LED facemasks range in price from around $75 to over $500, depending on the brand, quality and features. But they all work using the same underlying method: LED facemasks shine red and blue light onto your face to nourish damaged skin as you sleep, work or watch Netflix.
Rosacea Treatments That Can Supplement Light Therapy
Although there’s no permanent cure for this condition, you can maximize your rosacea management by supplementing light therapy with these other common treatments.
Dozens of skincare products are designed specifically to alleviate symptoms of rosacea and soothe inflamed skin. Some products deliver better results than others, so be sure to read ingredients labels and do your own research before you buy.
Avoid products that include any of the following ingredients:
- Lactic acid
- Glycolic acid
- Sodium laurel sulfate
These ingredients are known to irritate the skin, which is the exact opposite of what a rosacea skin cream should do! Test new products on a small area of your skin before using them more widely. Wait 72 hours to assess the true effects of a new skin product to make sure it doesn’t cause burning, stinging, dryness or new outbreaks.
In many cases, lifestyle changes can help you avoid rosacea triggers to keep your skin clear and healthy. Apply daily sunscreen, treat your skin gently, and identify your triggers in order to stop rosacea complications before they begin.

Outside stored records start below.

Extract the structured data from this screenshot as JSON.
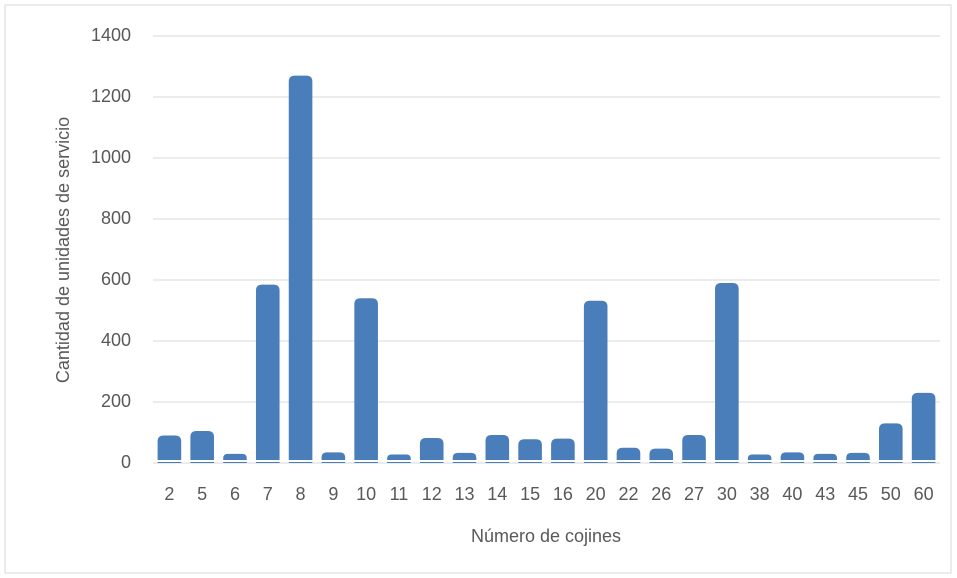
{
  "chart_data": {
    "type": "bar",
    "xlabel": "Número de cojines",
    "ylabel": "Cantidad de unidades de servicio",
    "categories": [
      "2",
      "5",
      "6",
      "7",
      "8",
      "9",
      "10",
      "11",
      "12",
      "13",
      "14",
      "15",
      "16",
      "20",
      "22",
      "26",
      "27",
      "30",
      "38",
      "40",
      "43",
      "45",
      "50",
      "60"
    ],
    "values": [
      90,
      105,
      30,
      585,
      1270,
      35,
      540,
      28,
      82,
      33,
      92,
      78,
      80,
      532,
      50,
      47,
      92,
      590,
      28,
      35,
      30,
      33,
      130,
      230
    ],
    "color": "#4a7ebb",
    "ylim": [
      0,
      1400
    ],
    "yticks": [
      0,
      200,
      400,
      600,
      800,
      1000,
      1200,
      1400
    ],
    "grid": true
  }
}
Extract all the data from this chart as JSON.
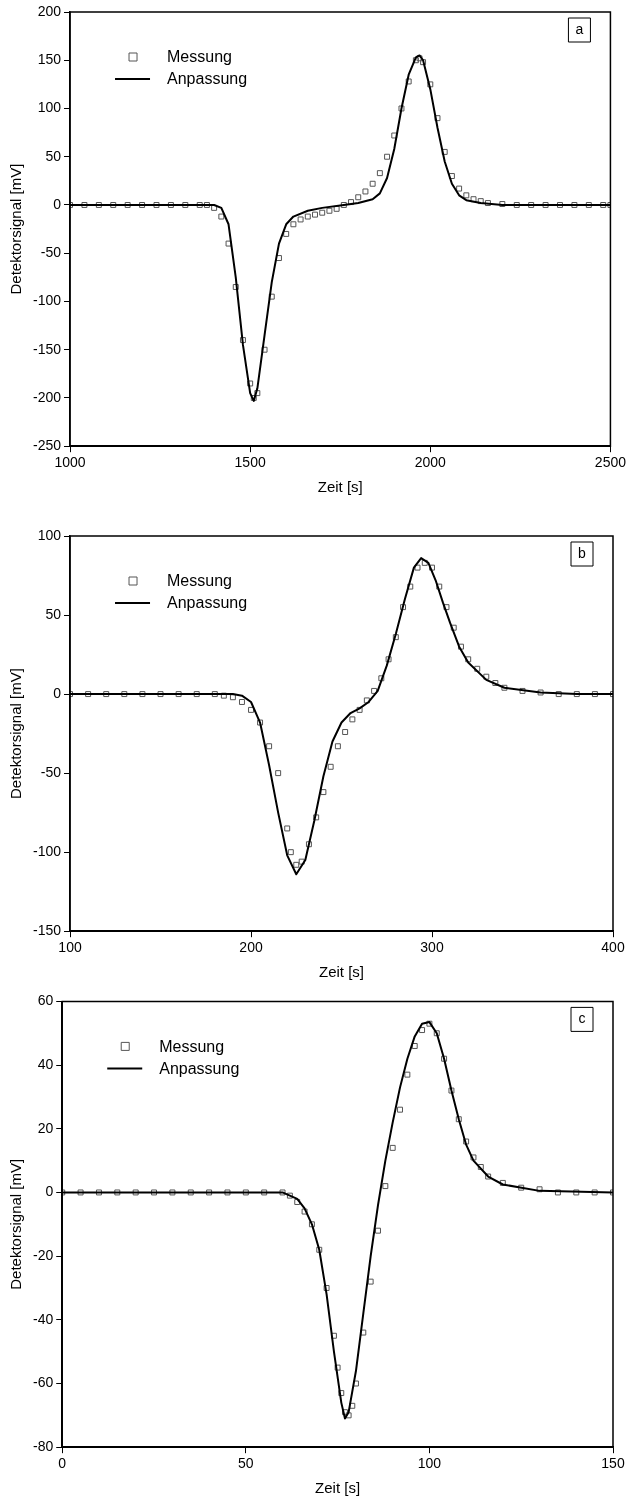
{
  "chart_data": [
    {
      "type": "scatter",
      "xlabel": "Zeit [s]",
      "ylabel": "Detektorsignal [mV]",
      "annotations": [
        "a"
      ],
      "legend": "top left",
      "grid": false,
      "xlim": [
        1000,
        2500
      ],
      "xticks": [
        1000,
        1500,
        2000,
        2500
      ],
      "ylim": [
        -250,
        200
      ],
      "yticks": [
        -250,
        -200,
        -150,
        -100,
        -50,
        0,
        50,
        100,
        150,
        200
      ],
      "series": [
        {
          "name": "Messung",
          "type": "scatter",
          "marker": "square",
          "color": "#555555",
          "x": [
            1000,
            1040,
            1080,
            1120,
            1160,
            1200,
            1240,
            1280,
            1320,
            1360,
            1380,
            1400,
            1420,
            1440,
            1460,
            1480,
            1500,
            1510,
            1520,
            1540,
            1560,
            1580,
            1600,
            1620,
            1640,
            1660,
            1680,
            1700,
            1720,
            1740,
            1760,
            1780,
            1800,
            1820,
            1840,
            1860,
            1880,
            1900,
            1920,
            1940,
            1960,
            1970,
            1980,
            2000,
            2020,
            2040,
            2060,
            2080,
            2100,
            2120,
            2140,
            2160,
            2200,
            2240,
            2280,
            2320,
            2360,
            2400,
            2440,
            2480,
            2500
          ],
          "values": [
            0,
            0,
            0,
            0,
            0,
            0,
            0,
            0,
            0,
            0,
            0,
            -3,
            -12,
            -40,
            -85,
            -140,
            -185,
            -200,
            -195,
            -150,
            -95,
            -55,
            -30,
            -20,
            -15,
            -12,
            -10,
            -8,
            -6,
            -4,
            0,
            3,
            8,
            14,
            22,
            33,
            50,
            72,
            100,
            128,
            150,
            152,
            148,
            125,
            90,
            55,
            30,
            17,
            10,
            6,
            4,
            2,
            1,
            0,
            0,
            0,
            0,
            0,
            0,
            0,
            0
          ]
        },
        {
          "name": "Anpassung",
          "type": "line",
          "marker": "none",
          "line_style": "solid",
          "color": "#000000",
          "x": [
            1000,
            1400,
            1420,
            1440,
            1460,
            1480,
            1500,
            1510,
            1520,
            1540,
            1560,
            1580,
            1600,
            1620,
            1660,
            1700,
            1760,
            1800,
            1840,
            1860,
            1880,
            1900,
            1920,
            1940,
            1960,
            1970,
            1980,
            2000,
            2020,
            2040,
            2060,
            2080,
            2100,
            2140,
            2200,
            2500
          ],
          "values": [
            0,
            0,
            -3,
            -20,
            -75,
            -145,
            -195,
            -203,
            -190,
            -135,
            -80,
            -40,
            -20,
            -12,
            -6,
            -3,
            0,
            2,
            6,
            12,
            28,
            58,
            100,
            135,
            153,
            155,
            150,
            120,
            80,
            45,
            22,
            10,
            5,
            2,
            0,
            0
          ]
        }
      ]
    },
    {
      "type": "scatter",
      "xlabel": "Zeit [s]",
      "ylabel": "Detektorsignal [mV]",
      "annotations": [
        "b"
      ],
      "legend": "top left",
      "grid": false,
      "xlim": [
        100,
        400
      ],
      "xticks": [
        100,
        200,
        300,
        400
      ],
      "ylim": [
        -150,
        100
      ],
      "yticks": [
        -150,
        -100,
        -50,
        0,
        50,
        100
      ],
      "series": [
        {
          "name": "Messung",
          "type": "scatter",
          "marker": "square",
          "color": "#555555",
          "x": [
            100,
            110,
            120,
            130,
            140,
            150,
            160,
            170,
            180,
            185,
            190,
            195,
            200,
            205,
            210,
            215,
            220,
            222,
            225,
            228,
            232,
            236,
            240,
            244,
            248,
            252,
            256,
            260,
            264,
            268,
            272,
            276,
            280,
            284,
            288,
            292,
            296,
            300,
            304,
            308,
            312,
            316,
            320,
            325,
            330,
            335,
            340,
            350,
            360,
            370,
            380,
            390,
            400
          ],
          "values": [
            0,
            0,
            0,
            0,
            0,
            0,
            0,
            0,
            0,
            -1,
            -2,
            -5,
            -10,
            -18,
            -33,
            -50,
            -85,
            -100,
            -108,
            -106,
            -95,
            -78,
            -62,
            -46,
            -33,
            -24,
            -16,
            -10,
            -4,
            2,
            10,
            22,
            36,
            55,
            68,
            80,
            83,
            80,
            68,
            55,
            42,
            30,
            22,
            16,
            11,
            7,
            4,
            2,
            1,
            0,
            0,
            0,
            0
          ]
        },
        {
          "name": "Anpassung",
          "type": "line",
          "marker": "none",
          "line_style": "solid",
          "color": "#000000",
          "x": [
            100,
            190,
            195,
            200,
            205,
            210,
            215,
            220,
            225,
            230,
            235,
            240,
            245,
            250,
            255,
            260,
            265,
            270,
            275,
            280,
            285,
            290,
            294,
            298,
            302,
            306,
            310,
            315,
            320,
            330,
            340,
            360,
            380,
            400
          ],
          "values": [
            0,
            0,
            -1,
            -5,
            -18,
            -45,
            -75,
            -102,
            -114,
            -105,
            -80,
            -52,
            -30,
            -18,
            -12,
            -9,
            -5,
            2,
            18,
            38,
            60,
            80,
            86,
            83,
            72,
            58,
            45,
            30,
            20,
            9,
            4,
            1,
            0,
            0
          ]
        }
      ]
    },
    {
      "type": "scatter",
      "xlabel": "Zeit [s]",
      "ylabel": "Detektorsignal [mV]",
      "annotations": [
        "c"
      ],
      "legend": "top left",
      "grid": false,
      "xlim": [
        0,
        150
      ],
      "xticks": [
        0,
        50,
        100,
        150
      ],
      "ylim": [
        -80,
        60
      ],
      "yticks": [
        -80,
        -60,
        -40,
        -20,
        0,
        20,
        40,
        60
      ],
      "series": [
        {
          "name": "Messung",
          "type": "scatter",
          "marker": "square",
          "color": "#555555",
          "x": [
            0,
            5,
            10,
            15,
            20,
            25,
            30,
            35,
            40,
            45,
            50,
            55,
            60,
            62,
            64,
            66,
            68,
            70,
            72,
            74,
            75,
            76,
            77,
            78,
            79,
            80,
            82,
            84,
            86,
            88,
            90,
            92,
            94,
            96,
            98,
            100,
            102,
            104,
            106,
            108,
            110,
            112,
            114,
            116,
            120,
            125,
            130,
            135,
            140,
            145,
            150
          ],
          "values": [
            0,
            0,
            0,
            0,
            0,
            0,
            0,
            0,
            0,
            0,
            0,
            0,
            0,
            -1,
            -3,
            -6,
            -10,
            -18,
            -30,
            -45,
            -55,
            -63,
            -69,
            -70,
            -67,
            -60,
            -44,
            -28,
            -12,
            2,
            14,
            26,
            37,
            46,
            51,
            53,
            50,
            42,
            32,
            23,
            16,
            11,
            8,
            5,
            3,
            1.5,
            1,
            0,
            0,
            0,
            0
          ]
        },
        {
          "name": "Anpassung",
          "type": "line",
          "marker": "none",
          "line_style": "solid",
          "color": "#000000",
          "x": [
            0,
            60,
            64,
            66,
            68,
            70,
            72,
            74,
            76,
            77,
            78,
            80,
            82,
            84,
            86,
            88,
            90,
            92,
            94,
            96,
            98,
            100,
            102,
            104,
            106,
            108,
            110,
            112,
            116,
            120,
            130,
            150
          ],
          "values": [
            0,
            0,
            -2,
            -5,
            -10,
            -18,
            -32,
            -50,
            -66,
            -71,
            -69,
            -56,
            -38,
            -20,
            -4,
            10,
            22,
            33,
            42,
            49,
            53,
            53.5,
            50,
            42,
            32,
            23,
            15,
            10,
            5,
            2.5,
            0.5,
            0
          ]
        }
      ]
    }
  ]
}
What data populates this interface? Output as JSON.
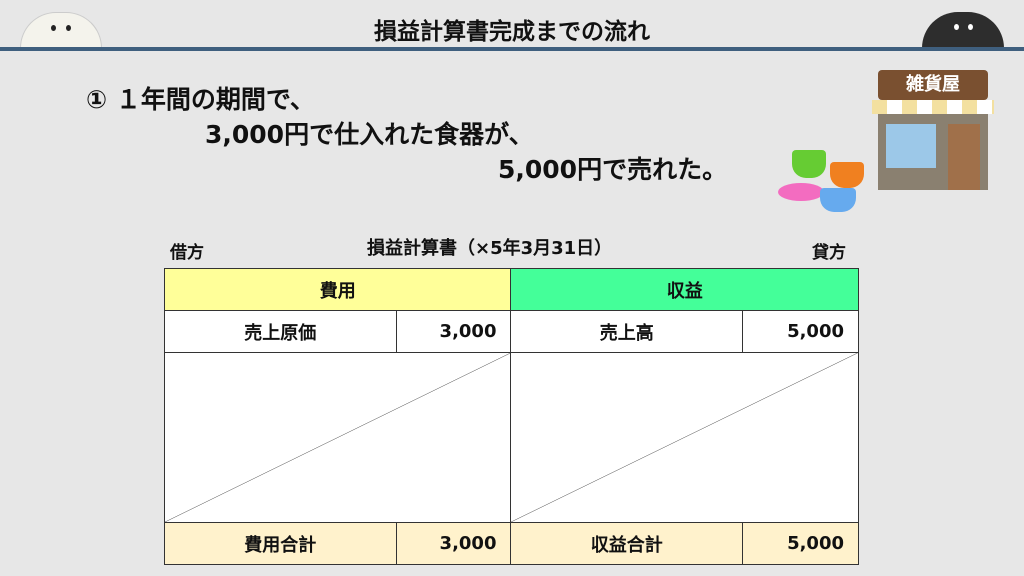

In severe cases, your doctor may prescribe an oral or topical drug to control your rosacea.
Azelaic acid and metronidazole are two common topical options. Applied twice a day, azelaic acid reduces redness and acne-like outbreaks, while metronidazole minimizes flare-ups and other symptoms. Be sure to discuss the benefits and drawbacks of a prescription regimen with your doctor, since these medications do carry side effects like itching, dryness and skin lightening.
Work with your dermatologist to find the best way to combine soothing light therapy and other treatments for the greatest relief from your rosacea.